Il n’y a pas que le sujet
écrivais-je la dernière fois mais tout de même : est-ce à dire que tous
les sujets seraient bons ? - puisqu’on dit souvent qu’il n’y en a pas de
mauvais, depuis que le roi est mort. Mais voici justement que le roi – pardon,
le président – et une tique me soufflent une réponse.
La tique, d’abord. J’étais
tranquillement en train d’écrire (ne croyez pas l’adverbe en -ment : il
ment) lorsque je remarque une toute petite bête qui se promène sur mon cahier.
(Oui, en ce moment, j’écris dans un cahier. Pour voir. C’est un projet qui
s’écrit à la main et dans un cahier. Mais fermons cette parenthèse hors sujet.)
Sur mon cahier, au-dessus duquel je songeais à mon sujet, lorsque cet autre a
fait mine de s’imposer. Un tout petit sujet qui se promenait sur ma page
blanche. Malgré ses huit pattes attestant sans coup férir de son appartenance à
la classe des arachnides, la relative lenteur de mon sujet me fit tout de suite
douter qu’il ressortît à l’ordre des aranéides : il s’agissait bien plus
probablement d’un acarien, et après un examen plus approfondi, très
probablement d’une tique qui avait dû s’accrocher à mes vêtements lors d’une de
mes récentes sorties. Ce sujet n’ayant pas l’heur de me plaire, je l’écrasai
non sans quelque peine (la bestiole est vaguement élastique).
Et pourtant, me disais-je,
était-ce un si mauvais sujet ? Car ce sujet-là, par son intrusion subite
sur ma page blanche, s’imposait – or quelle valeur peut-on trouver à un sujet
autre que le fait que, à un moment ou à un autre, il s’impose à son auteur au
point que celui-ci ne peut faire autrement que de le traiter ? C’est là le
sujet vrai, c’est là que le sujet est juste. Ce n’est pas l’un de ces sujets
plus ou moins artificiels que je pointais d’un doigt critique lors de ma
dernière visite. Voilà : un bon sujet, c’est un sujet qu’on ne pas faire
autrement que de traiter.
Le président, maintenant. C’est
intéressant la politique : ça permet de mieux comprendre la littérature.

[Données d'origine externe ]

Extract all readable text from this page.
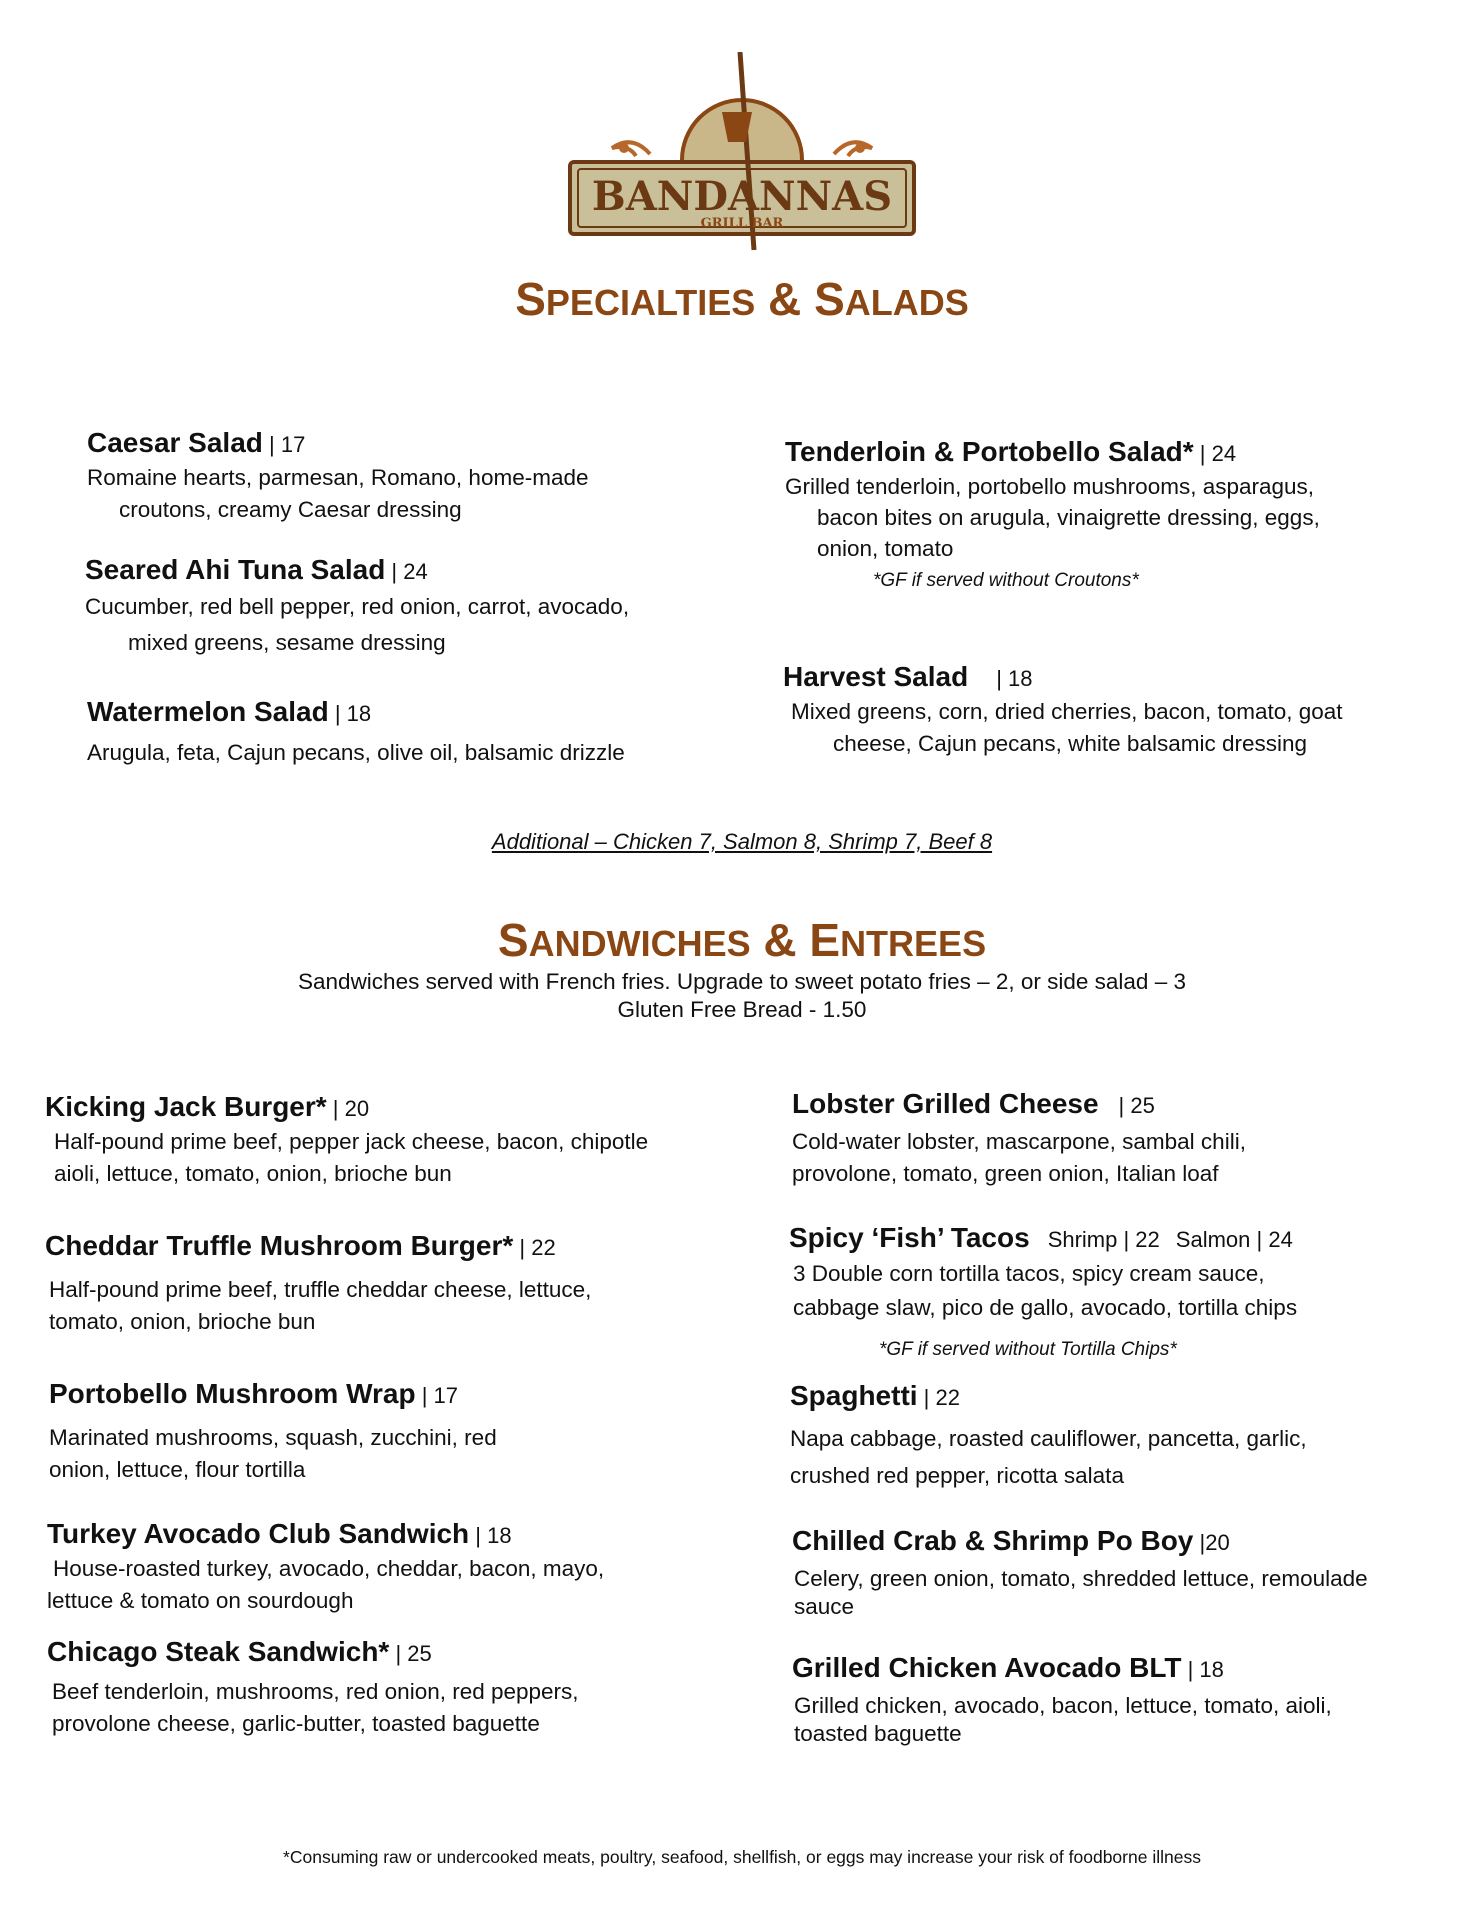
BANDANNAS
GRILL BAR
SPECIALTIES & SALADS
Caesar Salad | 17
Romaine hearts, parmesan, Romano, home-made
croutons, creamy Caesar dressing
Seared Ahi Tuna Salad | 24
Cucumber, red bell pepper, red onion, carrot, avocado,
mixed greens, sesame dressing
Watermelon Salad | 18
Arugula, feta, Cajun pecans, olive oil, balsamic drizzle
Tenderloin & Portobello Salad* | 24
Grilled tenderloin, portobello mushrooms, asparagus,
bacon bites on arugula, vinaigrette dressing, eggs,
onion, tomato
*GF if served without Croutons*
Harvest Salad | 18
Mixed greens, corn, dried cherries, bacon, tomato, goat
cheese, Cajun pecans, white balsamic dressing
Additional – Chicken 7, Salmon 8, Shrimp 7, Beef 8
SANDWICHES & ENTREES
Sandwiches served with French fries. Upgrade to sweet potato fries – 2, or side salad – 3
Gluten Free Bread - 1.50
Kicking Jack Burger* | 20
Half-pound prime beef, pepper jack cheese, bacon, chipotle
aioli, lettuce, tomato, onion, brioche bun
Cheddar Truffle Mushroom Burger* | 22
Half-pound prime beef, truffle cheddar cheese, lettuce,
tomato, onion, brioche bun
Portobello Mushroom Wrap | 17
Marinated mushrooms, squash, zucchini, red
onion, lettuce, flour tortilla
Turkey Avocado Club Sandwich | 18
House-roasted turkey, avocado, cheddar, bacon, mayo,
lettuce & tomato on sourdough
Chicago Steak Sandwich* | 25
Beef tenderloin, mushrooms, red onion, red peppers,
provolone cheese, garlic-butter, toasted baguette
Lobster Grilled Cheese | 25
Cold-water lobster, mascarpone, sambal chili,
provolone, tomato, green onion, Italian loaf
Spicy ‘Fish’ Tacos Shrimp | 22 Salmon | 24
3 Double corn tortilla tacos, spicy cream sauce,
cabbage slaw, pico de gallo, avocado, tortilla chips
*GF if served without Tortilla Chips*
Spaghetti | 22
Napa cabbage, roasted cauliflower, pancetta, garlic,
crushed red pepper, ricotta salata
Chilled Crab & Shrimp Po Boy |20
Celery, green onion, tomato, shredded lettuce, remoulade
sauce
Grilled Chicken Avocado BLT | 18
Grilled chicken, avocado, bacon, lettuce, tomato, aioli,
toasted baguette
*Consuming raw or undercooked meats, poultry, seafood, shellfish, or eggs may increase your risk of foodborne illness
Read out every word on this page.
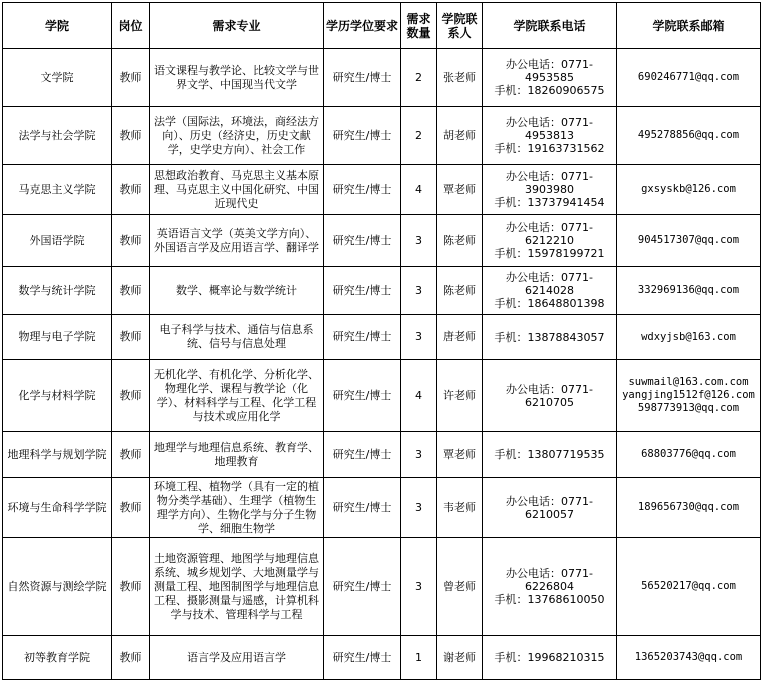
学院	岗位	需求专业	学历学位要求	需求数量	学院联系人	学院联系电话	学院联系邮箱
文学院	教师	语文课程与教学论、比较文学与世界文学、中国现当代文学	研究生/博士	2	张老师	办公电话：0771-4953585
手机：18260906575	690246771@qq.com

法学与社会学院	教师	法学（国际法，环境法，商经法方向）、历史（经济史，历史文献学，史学史方向）、社会工作	研究生/博士	2	胡老师	办公电话：0771-4953813
手机：19163731562	495278856@qq.com

马克思主义学院	教师	思想政治教育、马克思主义基本原理、马克思主义中国化研究、中国近现代史	研究生/博士	4	覃老师	办公电话：0771-3903980
手机：13737941454	gxsyskb@126.com

外国语学院	教师	英语语言文学（英美文学方向）、外国语言学及应用语言学、翻译学	研究生/博士	3	陈老师	办公电话：0771-6212210
手机：15978199721	904517307@qq.com

数学与统计学院	教师	数学、概率论与数学统计	研究生/博士	3	陈老师	办公电话：0771-6214028
手机：18648801398	332969136@qq.com

物理与电子学院	教师	电子科学与技术、通信与信息系统、信号与信息处理	研究生/博士	3	唐老师	手机：13878843057	wdxyjsb@163.com

化学与材料学院	教师	无机化学、有机化学、分析化学、物理化学、课程与教学论（化学）、材料科学与工程、化学工程与技术或应用化学	研究生/博士	4	许老师	办公电话：0771-6210705	suwmail@163.com.com
yangjing1512f@126.com
598773913@qq.com

地理科学与规划学院	教师	地理学与地理信息系统、教育学、地理教育	研究生/博士	3	覃老师	手机：13807719535	68803776@qq.com

环境与生命科学学院	教师	环境工程、植物学（具有一定的植物分类学基础）、生理学（植物生理学方向）、生物化学与分子生物学、细胞生物学	研究生/博士	3	韦老师	办公电话：0771-6210057	189656730@qq.com

自然资源与测绘学院	教师	土地资源管理、地图学与地理信息系统、城乡规划学、大地测量学与测量工程、地图制图学与地理信息工程、摄影测量与遥感，计算机科学与技术、管理科学与工程	研究生/博士	3	曾老师	办公电话：0771-6226804
手机：13768610050	56520217@qq.com

初等教育学院	教师	语言学及应用语言学	研究生/博士	1	谢老师	手机：19968210315	1365203743@qq.com
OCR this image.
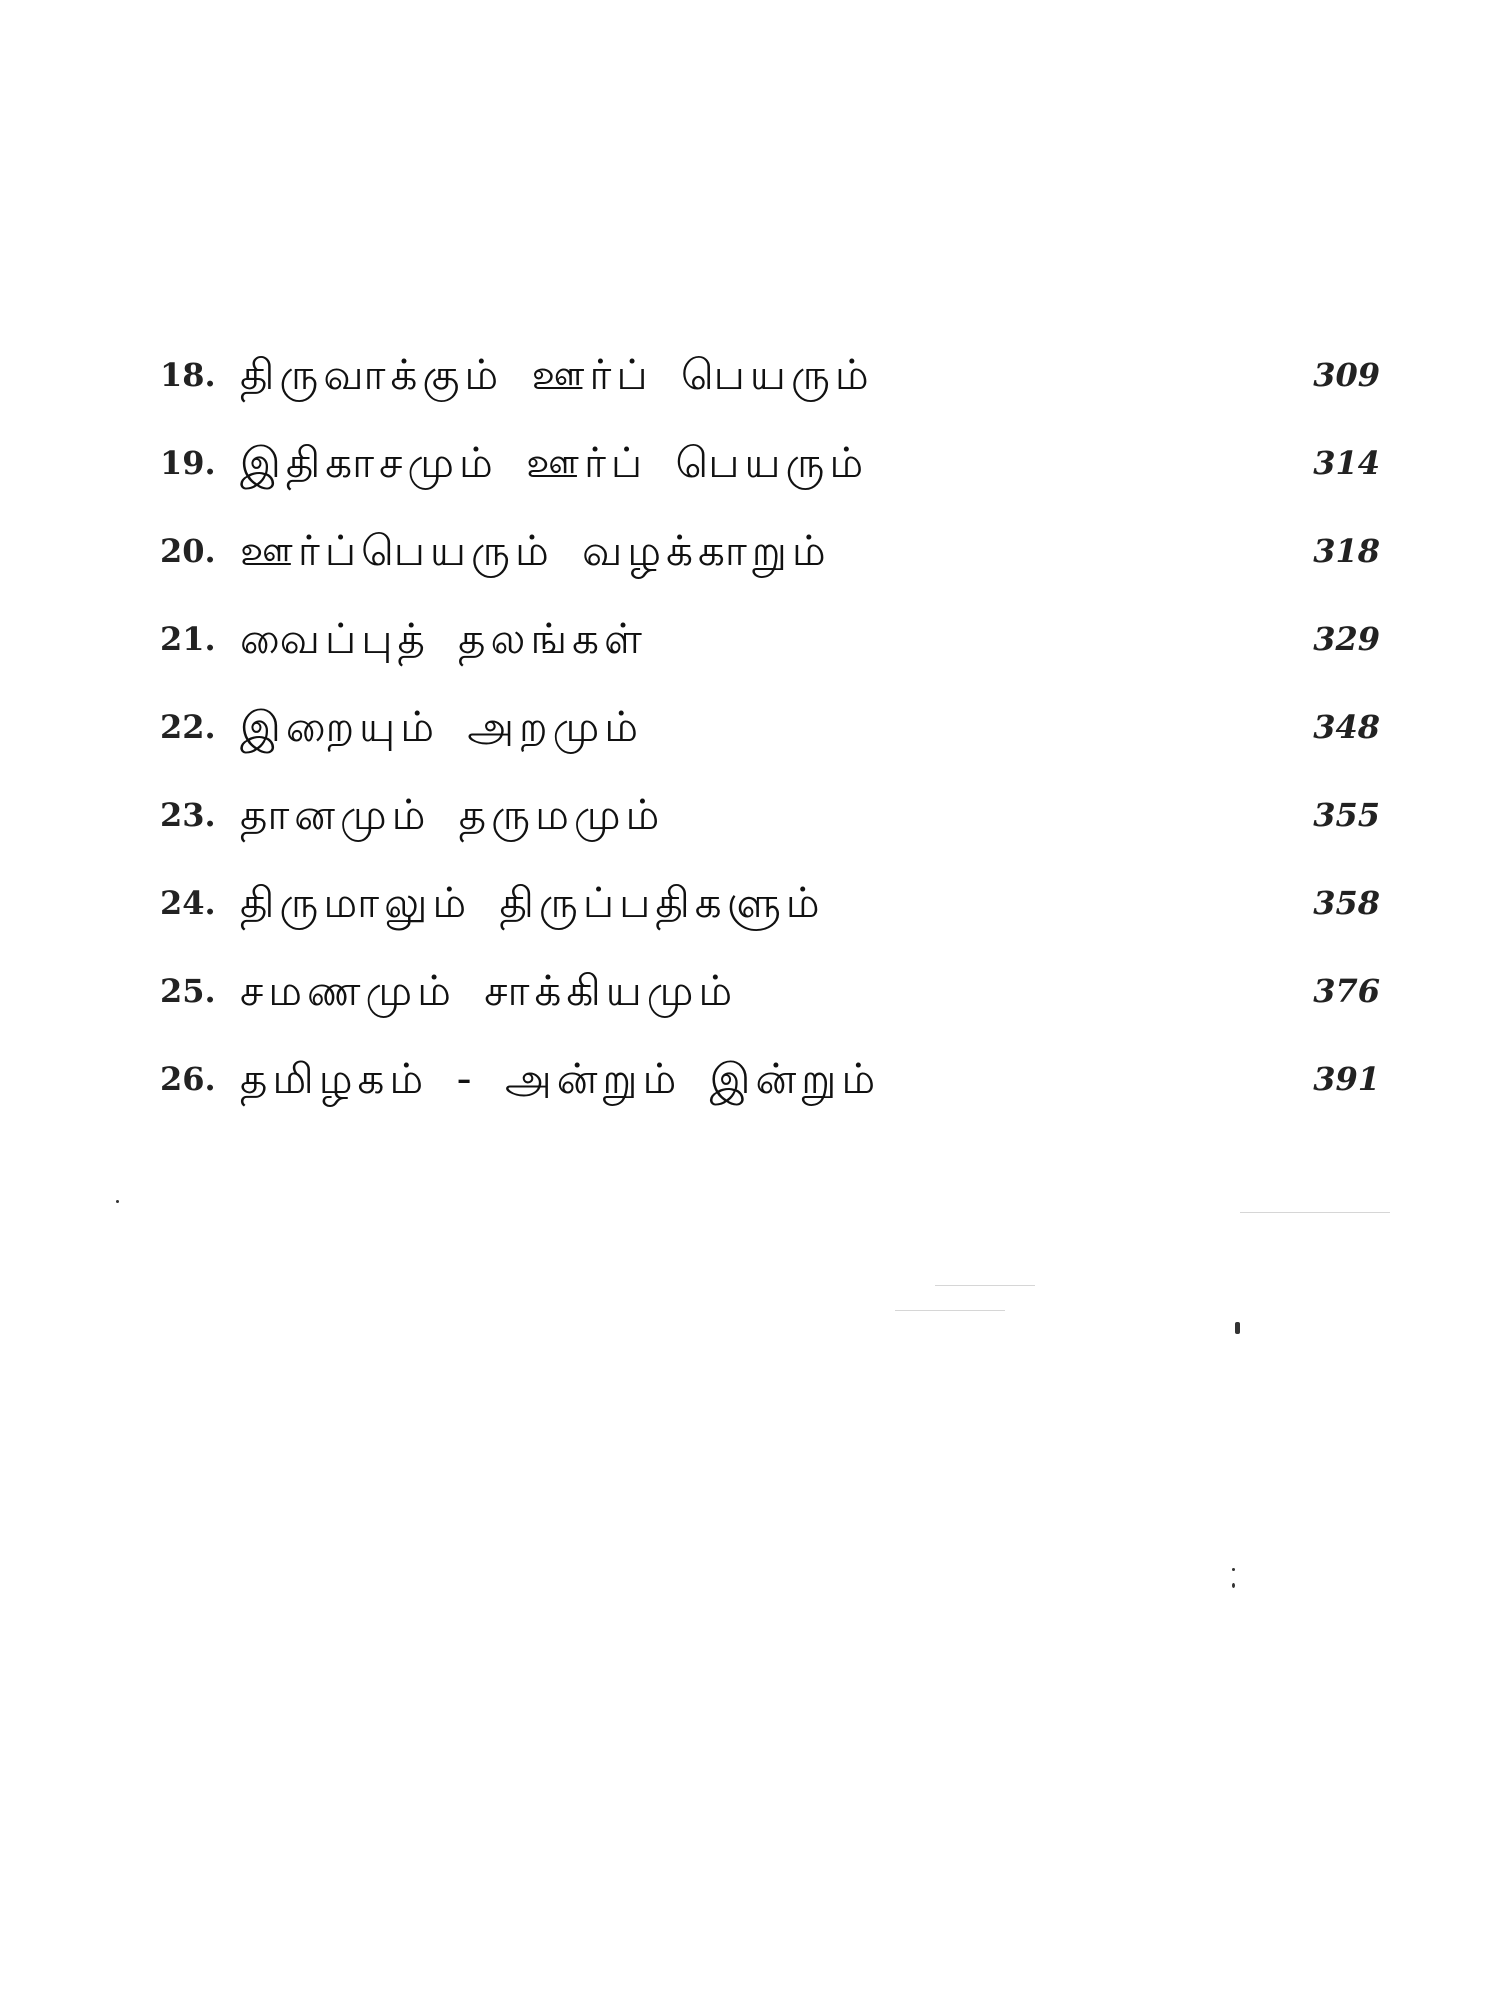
18. திருவாக்கும் ஊர்ப் பெயரும்	309
19. இதிகாசமும் ஊர்ப் பெயரும்	314
20. ஊர்ப்பெயரும் வழக்காறும்	318
21. வைப்புத் தலங்கள்	329
22. இறையும் அறமும்	348
23. தானமும் தருமமும்	355
24. திருமாலும் திருப்பதிகளும்	358
25. சமணமும் சாக்கியமும்	376
26. தமிழகம் - அன்றும் இன்றும்	391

Le président aime ses sujets, d’où mon lapsus de tout à l’heure. Mais les
sujets du président ne sont pas nécessairement ceux que la vie politique
impose, c’est plutôt lui qui les impose à la vie politique (rendons-lui cette
justice : il n’est pas l’inventeur de cette pratique, qu’il maîtrise
toutefois parfaitement). En faire une liste serait fastidieux, la démonstration
est faite : ce sont de mauvais sujets. Ouste, Roms et consorts, du
balai ! Ce sont de mauvais sujets parce qu’ils ne se sont pas imposés d’eux-mêmes :
ils ont été choisis. Ils étaient plus séduisants que les vrais. Surtout :
ils étaient plus faciles. Mais on ne doit pas choisir ses sujets. Tout de
suite, pour le lecteur attentif, ça sonne faux, c’est artificiel. Cela dit,
parfois, on s’y laisse prendre.
De ce côté-ci de la page, je
laisse venir le sujet. J’ai cru écraser la tique, voyez le résultat : elle
s’est étalée sur la surface d’un paragraphe. Dès que j’aurai un peu plus de
temps, je retourne à la lecture. Quoi lire, aussi, reste la question. Ne pas lire
n’importe quoi n’importe quand. Laissons la bonne lecture s’imposer.